我创建了一个项目来对此类事情进行基准测试:http://code.google.com/p /hashingbench/ (适用于具有链接、开放寻址和布隆过滤器的哈希表)。

除了密钥的 hashCode() 之外,您还需要了解哈希表的“涂抹”(或“加扰”,我在该项目中称之为)函数。从此列表来看,HashMap 的涂抹函数相当于:

public int scramble(int h) {
    h ^= (h >>> 20) ^ (h >>> 12);
    return h ^ (h >>> 7) ^ (h >>> 4);
}

因此,对于 HashMap 中发生的冲突,必要充分条件如下:scramble(k1.hashCode()) == 打乱(k2.hashCode())如果 k1.hashCode() == k2.hashCode() 则始终为真(否则,涂抹/加扰函数不会函数),因此这是发生碰撞的充分条件,但不是必要条件。

编辑:实际上,上述充要条件应该是 compress(scramble(k1.hashCode())) == compress(scramble(k2.hashCode())) - compress 函数采用一个整数并将其映射到 {0, ..., N-1},其中 N 是数字桶,所以它基本上选择一个桶。通常,这可以简单地实现为 hash % N,或者当哈希表大小是 2 的幂时(这实际上是使用 2 的幂的哈希表大小的动机),如 hash & N(更快)。 (“压缩”是 Goodrich 和 Tamassia 在Java 中的数据结构和算法< /a>)。感谢 ILMTitan 发现了我的马虎行为。

其他哈希表实现(ConcurrentHashMap、IdentityHashMap 等)有其他需求并使用另一种涂抹/加扰函数,因此您需要知道您正在谈论哪一个。

(例如,HashMap 的涂抹功能之所以到位,是因为人们将 HashMap 与具有最差类型的 hashCode() 的对象一起使用,以实现没有涂抹的 HashMap 的旧的、二幂表实现 - 稍微不同的对象,或者根本不存在,在用于选择存储桶的低位中 - 例如 new Integer(1 * 1024)new Integer(2 * 1024) *,等等。正如你所看到的,HashMap 的涂抹函数尽力让所有位影响低位位)。

不过,所有这些都旨在在常见情况下正常工作 - 一个特殊情况是继承系统 hashCode() 的对象。

PS:实际上,促使实现者插入涂抹函数的最丑陋的情况是Floats/Doubles的hashCode(),以及作为值的键的用法:1.0、2.0、3.0、4.0 ...,它们都有相同的(零)低位。这是相关的旧错误报告: https://bugs.java.com/bugdatabase/ view_bug?bug_id=4669519

I have created a project to benchmark these sort of things: http://code.google.com/p/hashingbench/ (For hashtables with chaining, open-addressing and bloom filters).

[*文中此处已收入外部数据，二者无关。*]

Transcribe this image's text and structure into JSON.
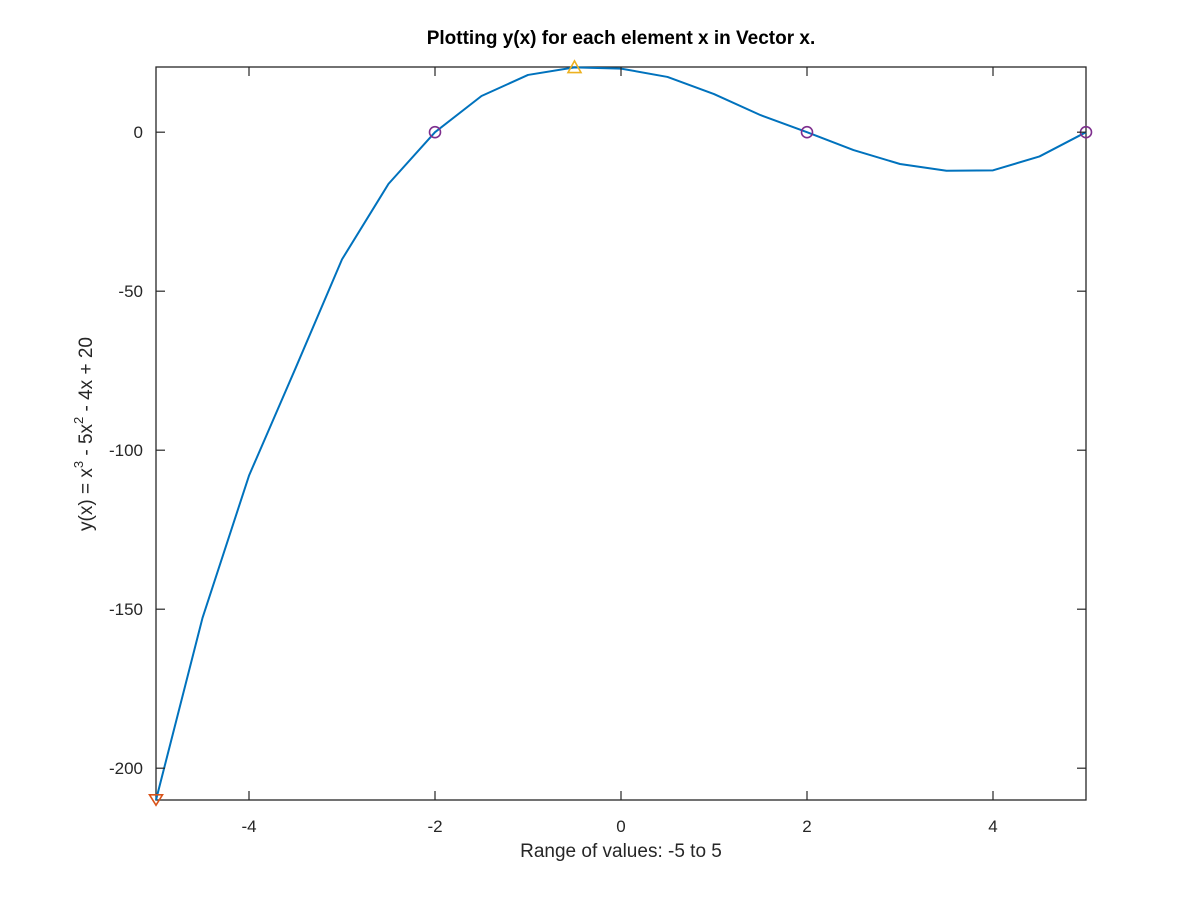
{
  "chart_data": {
    "type": "line",
    "title": "Plotting y(x) for each element x in Vector x.",
    "xlabel": "Range of values: -5 to 5",
    "ylabel": {
      "parts": [
        "y(x) = x",
        "3",
        " - 5x",
        "2",
        " - 4x + 20"
      ]
    },
    "xlim": [
      -5,
      5
    ],
    "ylim": [
      -210,
      20.5
    ],
    "xticks": [
      -4,
      -2,
      0,
      2,
      4
    ],
    "xtick_labels": [
      "-4",
      "-2",
      "0",
      "2",
      "4"
    ],
    "yticks": [
      -200,
      -150,
      -100,
      -50,
      0
    ],
    "ytick_labels": [
      "-200",
      "-150",
      "-100",
      "-50",
      "0"
    ],
    "grid": false,
    "colors": {
      "line": "#0072BD",
      "root_marker": "#7E2F8E",
      "max_marker": "#EDB120",
      "min_marker": "#D95319",
      "axes": "#262626"
    },
    "series": [
      {
        "x": [
          -5,
          -4.5,
          -4,
          -3.5,
          -3,
          -2.5,
          -2,
          -1.5,
          -1,
          -0.5,
          0,
          0.5,
          1,
          1.5,
          2,
          2.5,
          3,
          3.5,
          4,
          4.5,
          5
        ],
        "y": [
          -210,
          -152.75,
          -108,
          -74.25,
          -40,
          -16.25,
          0,
          11.375,
          18,
          20.375,
          20,
          17.375,
          12,
          5.375,
          0,
          -5.625,
          -10,
          -12.125,
          -12,
          -7.625,
          0
        ]
      }
    ],
    "markers": [
      {
        "role": "root",
        "shape": "circle",
        "points": [
          [
            -2,
            0
          ],
          [
            2,
            0
          ],
          [
            5,
            0
          ]
        ]
      },
      {
        "role": "maximum",
        "shape": "triangle-up",
        "points": [
          [
            -0.5,
            20.375
          ]
        ]
      },
      {
        "role": "minimum",
        "shape": "triangle-down",
        "points": [
          [
            -5,
            -210
          ]
        ]
      }
    ]
  }
}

Apart from the hashCode() of the key, you need to know the "smearing" (or "scrambling", as I call it in that project) function of the hashtable. From this list, HashMap's smearing function is the equivalent of:

public int scramble(int h) {
    h ^= (h >>> 20) ^ (h >>> 12);
    return h ^ (h >>> 7) ^ (h >>> 4);
}

So for a collision to occur in a HashMap, the necessary and sufficient condition is the following : scramble(k1.hashCode()) == scramble(k2.hashCode()). This is always true if k1.hashCode() == k2.hashCode() (otherwise, the smearing/scrambling function wouldn't be a function), so that's a sufficient, but not necessary condition for a collision to occur.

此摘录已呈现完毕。